Оливия летала к родителям в конце декабря, под Рождество. Вернулась она в подавленном настроении – отец уже почти не вставал и вяло реагировал на ее присутствие…
Однако по телефону его голос показался Родиону довольно бодрым. Возможно, он застал Хариса в момент кратковременного просветления, какие изредка случались между мучительными болевыми приступами. Кратко обрисовав ситуацию, Родион попытался сформулировать интересующие его вопросы.
– Да уж сколько лет об этом говорят, а толку-то, – отреагировал Харис, дыша с присвистом. – Я еще в Афинах работал, когда впервые подняли этот вопрос. Средства с фенодеканом даже собирались отозвать из аптек. Однако тогда производителю удалось доказать, что в малых дозах вещество безвредно.
– И это правда? – усомнился Родион.
– Все относительно… Понимаете, в зрелом возрасте у многих целый букет хронических заболеваний. Люди принимаются за самолечение, начинают смешивать коктейли из пилюль на свое усмотрение. Это очень опасно. Датчане, например, сумели недавно доказать, что фенодекан совершенно несовместим со снотворными средствами. Такая комбинация оказывает угнетающее действие на сердечную деятельность, особенно во сне.
– Значит, дело не столько в дозировке, сколько…
– И в ней тоже. Есть несколько медикаментов, которые прописывают для лечения заболеваний дыхательных путей, протекающих в острой форме, – излагал Харис с доходчивостью опытного докладчика. – Среди них и французский «Пневмостин». Вот с ним ситуация абсолютно критическая. По-хорошему врач просто обязан предупредить пациента, что препарат содержит высокую концентрацию фенодекана и сочетать его со снотворными или транквилизаторами нельзя! Однако могу предположить, что так поступают немногие.
Поблагодарив отца Оливии за консультацию, Родион распрощался. Он очень опасался, что разговор свернет в семейное русло. И тогда придется рассказывать, как у них обстоят дела и каковы планы на наступивший год…
Зачем огорчать пожилого и к тому же тяжело больного человека?
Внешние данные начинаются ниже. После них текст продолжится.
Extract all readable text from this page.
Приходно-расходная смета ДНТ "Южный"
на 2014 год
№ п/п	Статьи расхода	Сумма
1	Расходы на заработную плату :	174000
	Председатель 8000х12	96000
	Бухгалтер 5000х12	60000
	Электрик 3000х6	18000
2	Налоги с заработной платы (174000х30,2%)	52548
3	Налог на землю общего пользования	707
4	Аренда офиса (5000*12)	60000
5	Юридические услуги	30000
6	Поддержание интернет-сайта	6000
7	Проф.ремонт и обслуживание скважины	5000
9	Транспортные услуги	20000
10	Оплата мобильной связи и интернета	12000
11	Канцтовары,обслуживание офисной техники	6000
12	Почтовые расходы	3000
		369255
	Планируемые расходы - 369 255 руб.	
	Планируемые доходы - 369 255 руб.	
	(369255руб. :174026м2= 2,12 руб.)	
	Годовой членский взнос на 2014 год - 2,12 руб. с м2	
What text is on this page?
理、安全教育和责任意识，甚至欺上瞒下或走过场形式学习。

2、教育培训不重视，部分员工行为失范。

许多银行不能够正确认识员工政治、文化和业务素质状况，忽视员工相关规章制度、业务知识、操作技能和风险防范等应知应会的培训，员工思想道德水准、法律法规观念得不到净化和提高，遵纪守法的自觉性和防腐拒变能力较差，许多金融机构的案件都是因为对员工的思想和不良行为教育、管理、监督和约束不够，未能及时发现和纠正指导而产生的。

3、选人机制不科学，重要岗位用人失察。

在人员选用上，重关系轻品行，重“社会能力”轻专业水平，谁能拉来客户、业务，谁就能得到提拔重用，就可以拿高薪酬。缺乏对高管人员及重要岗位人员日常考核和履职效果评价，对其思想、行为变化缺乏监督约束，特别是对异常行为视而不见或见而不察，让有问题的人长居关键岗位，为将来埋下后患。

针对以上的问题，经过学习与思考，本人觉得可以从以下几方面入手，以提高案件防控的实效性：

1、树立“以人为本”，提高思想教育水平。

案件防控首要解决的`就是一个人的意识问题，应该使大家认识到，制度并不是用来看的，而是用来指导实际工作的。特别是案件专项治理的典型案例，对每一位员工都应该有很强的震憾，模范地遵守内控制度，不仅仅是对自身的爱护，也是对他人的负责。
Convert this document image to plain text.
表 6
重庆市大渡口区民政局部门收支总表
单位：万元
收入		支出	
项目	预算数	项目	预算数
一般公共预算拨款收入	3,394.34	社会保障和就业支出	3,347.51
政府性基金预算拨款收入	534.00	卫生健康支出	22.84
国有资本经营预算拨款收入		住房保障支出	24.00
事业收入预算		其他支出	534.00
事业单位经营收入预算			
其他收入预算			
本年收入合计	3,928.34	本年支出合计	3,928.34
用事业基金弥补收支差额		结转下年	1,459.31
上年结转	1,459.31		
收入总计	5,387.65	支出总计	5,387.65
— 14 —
Ведь за последние три недели они с Оливией не только не виделись, но толком даже и не разговаривали. Она пропала в сибирских снегах и хлябях, своим молчанием давая ему понять, что хочет побыть одна.
XXXIII
Дома
Вязаные шторки – точно такие, как представлялись ей муторной ночью, проведенной в отеле «Калифорния-хаус», были единственной деталью, которая сближала вымысел с реальностью.
Зиминск оказался настолько крошечным, что о центральной или окраинной части и говорить не приходилось. Кроме больницы, Дома культуры, Горжилуправления и районной администрации каменных построек в этом отдаленном поселении фактически не было. Из окошка заляпанных «Жигулей», сиденья которых, казалось, одеревенели от мороза, Оливия жадно разглядывала новый для нее мир.
Стоял гудящий, ослепительно синий день. Нападавший за ночь снег вдоль дороги казался неестественно белым, а сама трасса – мерцающей и зыбкой, как Млечный Путь. Но поразила ее не эта идиллическая, почти утрированная сибирская красота, а то, насколько пустынными выглядели улицы-фантомы. За все время им повстречалась лишь пара собак, передвигавшихся подмороженной трусцой, да женщина в громоздкой лисьей шубе, чье лицо боязливо выглядывало из пухового платка, а руки в мохнатых рукавицах прижимали к себе какой-то заледеневший сверток.
– И где же люди? – не выдержала Оливия.
Горский, неповоротливый и грузный в своей безразмерной куртке и кроличьей шапке с обтрепанными завязками, взглянул на нее с недоумением.
– Так на улице за тридцать. Вы, наверное, не успели почувствовать – я ж машину к самому крыльцу подогнал. Дети сидят по домам, а родители – кто как… Многие все же на работе. У нас к тому же пенсионеров много. Они в такую погоду и вовсе не выходят.
Оливия пошевелила пальцами ног и скривилась от боли: всего за несколько минут езды по городку на машине, в которой, как ни странно, на пределе жарила печка, ее стопы совершенно онемели.